Vazio baixou a cabeça, seus olhos brilhavam como estrelas cintilantes. “Eu não posso abandonar Kaede. Vou ao reino dos mortais ficar com ela.”
“Você é muito fraco, Vazio,” disse Trovão. “Fique aqui e deixe-me protegê-la. Deixe Isawa Kaede ser o Oráculo do Trovão.”
“Você estará sozinho, Trovão,” disse Terra, gravemente. “Não poderemos mais lhe dar nenhuma ajuda uma vez que os céus estejam fechados.”
“Não precisarei de nenhuma,” Trovão respondeu corajoso. “Quando retornarem, vocês me encontrarão esperando ou me encontrarão morto.”

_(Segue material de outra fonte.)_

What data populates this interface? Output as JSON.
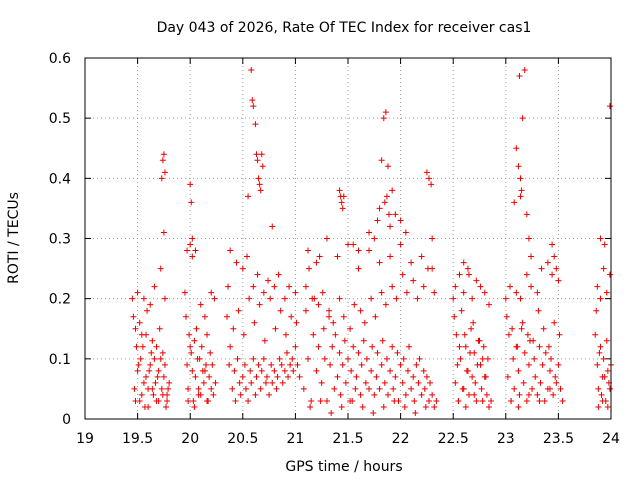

“Que assim seja,” disse o Dragão Celestial. “Quando nossa irmã Água retornar, Trovão irá descer e o acesso será fechado. Os Paraísos Celestiais estarão inacessíveis para Rokugan por mil anos.” O grande olho do Dragão Celestial se fechou. A discussão havia se encerrado. Os Dragões Elementais tomaram diferentes caminhos, voltando às suas respectivas e enigmáticas vidas.
“Para onde foi Água?” a pequena Jade perguntou curiosa, com os olhos fixos nos de Vazio.
“Foi devolver o que havíamos tomado,” Vazio sussurrou.
“A gueixa?” perguntou Jade.
Vazio assentiu. “Ela não pertence mais a este lugar, agora.”
“Isto é triste,” disse Jade. “Trovão disse que seu filho poderia ser o maior herói de Rokugan.”
“Não abandone a esperança, Jade,” disse Vazio, olhando para Rokugan pela última vez. “Acho que o Império precisa de heróis agora mais do que nunca.”